Everything you need to know about Endpoint Detection and Response
The cybersecurity threats targeting organisations are ever-changing. Long gone are the days when deploying a good anti-virus solution (plus keeping it up to date), having robust firewalls, and an intrusion detection system was enough to protect end-user IT systems and their data. Modern cyber-protection requires tools and solutions that can keep up with the rapidly changing threat landscape and the cybercriminals driving that change.
Endpoint Detection and Response (EDR) solutions have emerged in response to the complexity of the endpoint IT space, and the evolving threats devices face. In this context devices include traditional PCs and laptops, plus other endpoints such as smartphones, tablets, IoT devices and sensors, and increasingly wearable technologies like smartwatches. All of these are connected directly to networks or are proxied via connected devices and data aggregators.
EDR solutions are available from many of the well-known cybersecurity tool vendors. Each aims to provide broad and deep protection against known, emerging, and unknown threats targeting endpoints. A typical EDR solution will block attacks & exploits, enable system patching to close known exploits, provide firewalls on devices, blacklist internet domains to prevent malware and other infections, manage local admin rights, and deploy Anti-virus and Malware protection.
EDR solutions are now an essential part of a multi-layered cybersecurity strategy that all businesses and organisations need to deploy. Gartner agrees, and they predict that by 2022 about 60% of all organisations will have deployed EDR protection. Renaissance's partners in this space supply best of breed EDR solutions. Give us a call if you want to find out more.

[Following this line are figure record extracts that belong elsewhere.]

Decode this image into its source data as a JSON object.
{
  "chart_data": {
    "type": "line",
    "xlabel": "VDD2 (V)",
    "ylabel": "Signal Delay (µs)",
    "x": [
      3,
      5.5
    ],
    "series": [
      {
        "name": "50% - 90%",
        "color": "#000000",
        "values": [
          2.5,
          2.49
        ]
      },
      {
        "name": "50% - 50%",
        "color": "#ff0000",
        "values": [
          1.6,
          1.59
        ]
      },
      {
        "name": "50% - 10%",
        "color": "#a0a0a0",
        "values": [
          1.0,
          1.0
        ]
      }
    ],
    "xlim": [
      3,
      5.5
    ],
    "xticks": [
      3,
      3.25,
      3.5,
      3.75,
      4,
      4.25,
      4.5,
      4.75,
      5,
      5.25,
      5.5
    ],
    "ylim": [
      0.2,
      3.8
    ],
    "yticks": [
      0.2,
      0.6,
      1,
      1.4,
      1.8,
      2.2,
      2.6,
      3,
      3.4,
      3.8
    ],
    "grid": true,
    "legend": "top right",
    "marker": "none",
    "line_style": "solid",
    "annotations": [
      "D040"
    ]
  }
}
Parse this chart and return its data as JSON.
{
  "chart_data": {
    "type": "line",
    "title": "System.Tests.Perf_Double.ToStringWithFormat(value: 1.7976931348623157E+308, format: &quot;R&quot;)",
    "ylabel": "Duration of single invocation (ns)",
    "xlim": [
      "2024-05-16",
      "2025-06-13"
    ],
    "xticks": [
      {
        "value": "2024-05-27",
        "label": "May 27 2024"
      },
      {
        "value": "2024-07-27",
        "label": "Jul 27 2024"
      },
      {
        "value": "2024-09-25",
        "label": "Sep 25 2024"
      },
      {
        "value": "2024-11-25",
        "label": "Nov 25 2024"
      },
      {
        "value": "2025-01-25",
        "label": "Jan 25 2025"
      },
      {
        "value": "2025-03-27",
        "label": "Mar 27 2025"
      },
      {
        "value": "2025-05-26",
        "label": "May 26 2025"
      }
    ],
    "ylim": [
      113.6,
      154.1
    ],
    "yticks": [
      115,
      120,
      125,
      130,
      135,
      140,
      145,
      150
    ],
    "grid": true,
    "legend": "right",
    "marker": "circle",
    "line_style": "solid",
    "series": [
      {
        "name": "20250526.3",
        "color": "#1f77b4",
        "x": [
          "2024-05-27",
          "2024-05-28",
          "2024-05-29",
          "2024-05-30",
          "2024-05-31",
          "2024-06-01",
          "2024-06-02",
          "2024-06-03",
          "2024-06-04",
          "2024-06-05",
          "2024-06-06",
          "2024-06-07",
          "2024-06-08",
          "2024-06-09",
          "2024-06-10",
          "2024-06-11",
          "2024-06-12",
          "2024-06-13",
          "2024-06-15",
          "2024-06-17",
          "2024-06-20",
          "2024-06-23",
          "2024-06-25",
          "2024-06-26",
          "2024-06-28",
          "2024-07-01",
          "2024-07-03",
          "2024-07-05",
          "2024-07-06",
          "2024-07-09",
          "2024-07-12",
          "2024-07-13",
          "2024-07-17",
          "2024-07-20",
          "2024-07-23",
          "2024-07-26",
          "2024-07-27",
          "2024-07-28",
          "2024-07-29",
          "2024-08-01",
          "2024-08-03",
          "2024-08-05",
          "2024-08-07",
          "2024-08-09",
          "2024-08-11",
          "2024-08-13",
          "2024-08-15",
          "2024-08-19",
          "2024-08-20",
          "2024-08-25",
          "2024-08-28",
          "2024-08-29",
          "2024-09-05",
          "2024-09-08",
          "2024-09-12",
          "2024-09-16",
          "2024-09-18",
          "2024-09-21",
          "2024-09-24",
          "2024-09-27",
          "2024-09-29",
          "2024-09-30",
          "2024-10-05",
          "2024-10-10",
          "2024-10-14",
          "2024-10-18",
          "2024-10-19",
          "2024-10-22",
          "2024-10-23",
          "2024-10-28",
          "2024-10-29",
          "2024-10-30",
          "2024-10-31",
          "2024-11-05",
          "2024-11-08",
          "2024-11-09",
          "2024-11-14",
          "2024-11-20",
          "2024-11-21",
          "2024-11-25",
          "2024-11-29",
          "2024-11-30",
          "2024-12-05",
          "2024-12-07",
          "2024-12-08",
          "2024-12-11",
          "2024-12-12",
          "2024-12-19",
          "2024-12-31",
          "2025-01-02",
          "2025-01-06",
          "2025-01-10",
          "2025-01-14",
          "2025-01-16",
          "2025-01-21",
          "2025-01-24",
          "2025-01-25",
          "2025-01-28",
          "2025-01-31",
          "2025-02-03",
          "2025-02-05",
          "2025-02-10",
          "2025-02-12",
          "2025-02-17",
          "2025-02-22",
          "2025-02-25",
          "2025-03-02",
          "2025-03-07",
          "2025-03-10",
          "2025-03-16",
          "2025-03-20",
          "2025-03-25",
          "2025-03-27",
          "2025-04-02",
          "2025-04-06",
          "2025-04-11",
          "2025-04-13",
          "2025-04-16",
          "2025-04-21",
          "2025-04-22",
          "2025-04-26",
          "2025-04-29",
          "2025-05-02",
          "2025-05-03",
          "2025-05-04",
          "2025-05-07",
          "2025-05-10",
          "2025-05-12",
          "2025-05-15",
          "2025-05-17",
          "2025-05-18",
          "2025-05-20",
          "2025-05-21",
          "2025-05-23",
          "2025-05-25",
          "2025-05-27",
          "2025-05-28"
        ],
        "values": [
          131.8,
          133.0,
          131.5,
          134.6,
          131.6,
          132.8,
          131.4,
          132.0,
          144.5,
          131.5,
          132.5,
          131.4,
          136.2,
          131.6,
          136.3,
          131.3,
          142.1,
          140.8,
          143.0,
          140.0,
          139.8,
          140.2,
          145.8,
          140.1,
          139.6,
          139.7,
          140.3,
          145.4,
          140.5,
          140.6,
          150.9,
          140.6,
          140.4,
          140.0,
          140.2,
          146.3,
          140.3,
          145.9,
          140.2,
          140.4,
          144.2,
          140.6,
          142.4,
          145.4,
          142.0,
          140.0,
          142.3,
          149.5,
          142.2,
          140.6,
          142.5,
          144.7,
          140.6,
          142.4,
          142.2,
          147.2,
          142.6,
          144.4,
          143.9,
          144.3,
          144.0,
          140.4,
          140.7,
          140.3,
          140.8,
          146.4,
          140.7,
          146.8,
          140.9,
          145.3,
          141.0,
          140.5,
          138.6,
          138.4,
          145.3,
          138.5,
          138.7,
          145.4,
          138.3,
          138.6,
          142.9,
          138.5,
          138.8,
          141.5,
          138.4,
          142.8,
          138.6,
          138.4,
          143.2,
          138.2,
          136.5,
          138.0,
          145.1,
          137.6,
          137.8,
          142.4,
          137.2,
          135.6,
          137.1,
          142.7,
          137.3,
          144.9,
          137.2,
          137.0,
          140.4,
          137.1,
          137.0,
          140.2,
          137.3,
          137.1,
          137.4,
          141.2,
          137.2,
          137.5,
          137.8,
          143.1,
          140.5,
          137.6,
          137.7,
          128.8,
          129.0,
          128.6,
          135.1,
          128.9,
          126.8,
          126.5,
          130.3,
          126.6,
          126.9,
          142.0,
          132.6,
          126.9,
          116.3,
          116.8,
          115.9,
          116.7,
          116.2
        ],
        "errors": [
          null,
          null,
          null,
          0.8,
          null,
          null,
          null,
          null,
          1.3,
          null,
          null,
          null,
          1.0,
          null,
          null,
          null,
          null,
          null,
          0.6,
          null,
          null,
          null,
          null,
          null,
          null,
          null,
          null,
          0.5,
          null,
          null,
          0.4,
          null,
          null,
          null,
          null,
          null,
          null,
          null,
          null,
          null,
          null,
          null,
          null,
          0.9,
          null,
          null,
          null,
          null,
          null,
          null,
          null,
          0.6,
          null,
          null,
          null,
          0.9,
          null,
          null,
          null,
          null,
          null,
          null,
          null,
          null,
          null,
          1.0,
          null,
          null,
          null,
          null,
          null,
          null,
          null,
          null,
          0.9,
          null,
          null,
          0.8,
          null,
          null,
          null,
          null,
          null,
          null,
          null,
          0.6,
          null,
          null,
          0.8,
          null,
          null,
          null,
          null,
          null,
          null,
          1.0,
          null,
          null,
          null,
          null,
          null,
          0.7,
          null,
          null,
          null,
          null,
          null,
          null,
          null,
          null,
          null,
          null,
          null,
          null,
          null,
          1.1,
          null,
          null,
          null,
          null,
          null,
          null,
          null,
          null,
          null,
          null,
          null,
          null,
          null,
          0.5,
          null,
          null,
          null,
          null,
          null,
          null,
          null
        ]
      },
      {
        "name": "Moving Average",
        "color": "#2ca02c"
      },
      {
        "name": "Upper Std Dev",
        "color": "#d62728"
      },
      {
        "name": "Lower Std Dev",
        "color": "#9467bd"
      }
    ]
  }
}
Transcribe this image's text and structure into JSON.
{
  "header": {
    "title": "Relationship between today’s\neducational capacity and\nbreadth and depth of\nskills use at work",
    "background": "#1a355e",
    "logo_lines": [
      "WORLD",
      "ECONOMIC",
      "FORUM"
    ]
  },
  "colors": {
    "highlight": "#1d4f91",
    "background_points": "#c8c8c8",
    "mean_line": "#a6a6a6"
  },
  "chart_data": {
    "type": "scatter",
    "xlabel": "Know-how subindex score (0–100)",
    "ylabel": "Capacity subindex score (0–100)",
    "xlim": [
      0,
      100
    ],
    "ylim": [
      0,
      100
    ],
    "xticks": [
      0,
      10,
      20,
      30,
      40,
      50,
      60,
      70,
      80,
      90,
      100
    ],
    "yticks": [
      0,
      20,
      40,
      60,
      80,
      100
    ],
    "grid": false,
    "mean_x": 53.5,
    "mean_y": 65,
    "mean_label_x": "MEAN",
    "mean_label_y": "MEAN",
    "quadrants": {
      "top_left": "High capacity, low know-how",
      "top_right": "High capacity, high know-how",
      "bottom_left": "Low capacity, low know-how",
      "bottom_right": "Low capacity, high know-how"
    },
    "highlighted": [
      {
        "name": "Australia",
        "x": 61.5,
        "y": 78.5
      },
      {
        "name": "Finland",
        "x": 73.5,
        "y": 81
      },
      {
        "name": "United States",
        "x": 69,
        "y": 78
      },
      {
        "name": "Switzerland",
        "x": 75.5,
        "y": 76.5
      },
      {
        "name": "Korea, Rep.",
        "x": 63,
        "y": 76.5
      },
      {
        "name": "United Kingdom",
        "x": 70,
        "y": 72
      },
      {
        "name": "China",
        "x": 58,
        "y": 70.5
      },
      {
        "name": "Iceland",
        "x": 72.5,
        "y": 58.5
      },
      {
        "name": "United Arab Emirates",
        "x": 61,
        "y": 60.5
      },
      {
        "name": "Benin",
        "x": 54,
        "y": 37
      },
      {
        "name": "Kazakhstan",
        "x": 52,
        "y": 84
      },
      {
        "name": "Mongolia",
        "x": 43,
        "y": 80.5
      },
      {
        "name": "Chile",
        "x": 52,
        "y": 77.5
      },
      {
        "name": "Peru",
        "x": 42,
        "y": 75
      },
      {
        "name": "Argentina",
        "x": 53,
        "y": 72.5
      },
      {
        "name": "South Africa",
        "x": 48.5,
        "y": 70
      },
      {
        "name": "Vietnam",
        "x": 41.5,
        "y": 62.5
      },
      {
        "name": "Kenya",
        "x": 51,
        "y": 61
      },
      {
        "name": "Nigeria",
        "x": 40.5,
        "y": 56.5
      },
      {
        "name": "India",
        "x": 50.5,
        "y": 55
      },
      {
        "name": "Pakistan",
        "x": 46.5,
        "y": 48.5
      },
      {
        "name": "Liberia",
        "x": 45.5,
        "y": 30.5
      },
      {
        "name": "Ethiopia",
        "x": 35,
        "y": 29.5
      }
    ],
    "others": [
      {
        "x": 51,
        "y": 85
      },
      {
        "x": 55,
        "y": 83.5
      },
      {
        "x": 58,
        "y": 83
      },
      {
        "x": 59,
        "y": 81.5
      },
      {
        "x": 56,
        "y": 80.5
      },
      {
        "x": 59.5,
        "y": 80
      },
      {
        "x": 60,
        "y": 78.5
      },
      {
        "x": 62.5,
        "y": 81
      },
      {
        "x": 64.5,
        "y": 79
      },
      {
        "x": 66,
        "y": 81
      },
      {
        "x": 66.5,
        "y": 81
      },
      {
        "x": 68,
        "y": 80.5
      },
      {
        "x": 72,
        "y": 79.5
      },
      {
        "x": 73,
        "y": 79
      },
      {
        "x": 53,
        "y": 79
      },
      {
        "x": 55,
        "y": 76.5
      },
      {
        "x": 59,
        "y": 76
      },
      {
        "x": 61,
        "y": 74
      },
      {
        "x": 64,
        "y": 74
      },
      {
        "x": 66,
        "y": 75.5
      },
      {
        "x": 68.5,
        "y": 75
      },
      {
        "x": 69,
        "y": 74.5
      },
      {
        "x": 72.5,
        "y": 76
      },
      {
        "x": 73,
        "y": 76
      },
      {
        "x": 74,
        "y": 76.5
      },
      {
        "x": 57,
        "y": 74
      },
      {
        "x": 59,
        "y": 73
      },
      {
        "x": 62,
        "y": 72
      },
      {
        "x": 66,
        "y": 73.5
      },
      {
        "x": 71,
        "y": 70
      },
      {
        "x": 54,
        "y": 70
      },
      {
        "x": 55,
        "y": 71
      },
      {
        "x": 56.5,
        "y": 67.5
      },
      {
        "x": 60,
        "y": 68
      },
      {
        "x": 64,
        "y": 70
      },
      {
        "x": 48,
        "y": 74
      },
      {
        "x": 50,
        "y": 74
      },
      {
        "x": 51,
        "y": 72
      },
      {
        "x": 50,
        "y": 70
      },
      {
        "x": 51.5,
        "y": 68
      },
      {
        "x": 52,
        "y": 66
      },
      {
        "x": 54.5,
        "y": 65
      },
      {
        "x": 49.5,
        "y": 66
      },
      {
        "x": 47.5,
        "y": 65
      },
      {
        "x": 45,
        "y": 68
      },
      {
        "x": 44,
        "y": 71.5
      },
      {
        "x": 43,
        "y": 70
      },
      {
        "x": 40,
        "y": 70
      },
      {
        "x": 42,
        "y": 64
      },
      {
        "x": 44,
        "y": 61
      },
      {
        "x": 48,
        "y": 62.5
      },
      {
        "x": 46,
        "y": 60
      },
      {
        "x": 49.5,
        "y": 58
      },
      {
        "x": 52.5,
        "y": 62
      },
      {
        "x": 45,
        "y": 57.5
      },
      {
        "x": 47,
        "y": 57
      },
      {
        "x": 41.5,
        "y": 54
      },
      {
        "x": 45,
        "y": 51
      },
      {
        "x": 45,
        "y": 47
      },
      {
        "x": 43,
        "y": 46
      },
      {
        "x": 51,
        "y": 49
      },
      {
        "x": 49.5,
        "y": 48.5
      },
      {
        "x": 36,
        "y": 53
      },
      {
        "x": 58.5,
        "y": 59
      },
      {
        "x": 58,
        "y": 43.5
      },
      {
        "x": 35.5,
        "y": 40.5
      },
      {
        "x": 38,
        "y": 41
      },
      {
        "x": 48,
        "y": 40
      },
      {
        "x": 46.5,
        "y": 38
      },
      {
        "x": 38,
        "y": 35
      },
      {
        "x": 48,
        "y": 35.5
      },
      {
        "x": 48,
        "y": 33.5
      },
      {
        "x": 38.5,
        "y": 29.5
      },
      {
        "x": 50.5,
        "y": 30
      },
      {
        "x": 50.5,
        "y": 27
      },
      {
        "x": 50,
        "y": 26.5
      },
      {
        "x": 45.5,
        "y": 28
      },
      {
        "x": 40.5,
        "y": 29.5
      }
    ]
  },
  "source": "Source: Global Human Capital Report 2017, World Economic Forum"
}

Read on for a high-level overview of what a typical EDR solution offers.
EDR Solutions
EDR solutions take a multi-layered approach to endpoint security. They all aim to monitor activity on endpoints to detect attacks, or unusual activity that could signal an attack is starting. They then look to contain the detected threat, analyse it in real-time, and in future after any incident is resolved to allow precautions to be enhanced via lessons learned. The final task for EDR solutions is to eliminate the threat. Either by stopping it before damage is done or making it quick and easy to restore endpoint devices to a pre-attack state.
Detect Threats
Early detection of threats is core to EDR. Some threats are bound to get past perimeter cyber-protections, and it's vital to detect any abnormal activity on endpoints quickly before the threat can spread and do damage. The prevention is better than cure adage is apt here. Stopping an attack in its tracks is preferable to clearing up a mess after a successful cyberattack on some endpoint devices.
Modern cyberattack methods are very stealthy. Some malware types, for instance, only operate in memory and don't write files to storage. So traditional malware disk scanners won't pick them up. Comprehensive EDR solutions will detect this type of attack, and many others that try to evade traditional detection methods.
Contain Threats
Any threats that are detected by an EDR solution need to be contained. Many cyberattacks aim to spread as quickly as possible once they have a toehold within devices. Any detected threat, attack, or atypical behaviour must result in the devices that are impacted being isolated to contain the threat. Often deception technologies are used in conjunction with EDR to trap attackers within dummy systems so that the attack vectors can be studied safely.
Attackers are increasingly adopting attack methods that operate slowly over time, rather than rapidly infecting many devices. They know that rapid infection will be spotted, so now they try to operate within compromised devices over weeks or months. EDR detection must spot these infections as well so that they can be contained.
Analyse Threats
Any threat detected and contained needs to be analysed so that the way it got in can be found and any security holes closed. The analysis should be rapid to block current threats, plus in-depth over a more extended period to discover all the vulnerabilities that the attack highlights.
Increasingly EDR solutions are using machine learning techniques to do the instant analysis of threats, with combined human and machine analysis used for the deeper dives. Deception technologies can play a vital role in the analysis stage. They can be used to allow attacks to operate in a sandboxed environment to see what they do, without the attackers knowing they are being observed.
Eliminate Threats
Eliminating threats is the logical last stage of any EDR solution and process. Any detected threats that are contained and then analysed need to be eliminated from the endpoint devices. This shouldn't be done until the contained threat is thoroughly investigated so that any information that can be found to stop future attacks is discovered. Elimination techniques will vary depending on the attack vector. But the EDR solution will be able to get the endpoint devices back to a pre-attack state.
Conclusion
EDR solutions and tools are becoming a core pillar in any cybersecurity defence strategies. They are not a silver bullet but are part of the broader defences that need to be used. Perimeter protections such as those provided by EPP (Endpoint Protection Systems) that aim to stop threats getting on to devices are also required, as are tools like deception technologies as mentioned previously. But the benefits of a robust EDR solution to a business in avoided disruption due to detected, contained, and eliminated threats to endpoints are extensive in both the financial and repetitional spheres via avoided downtime or data breaches.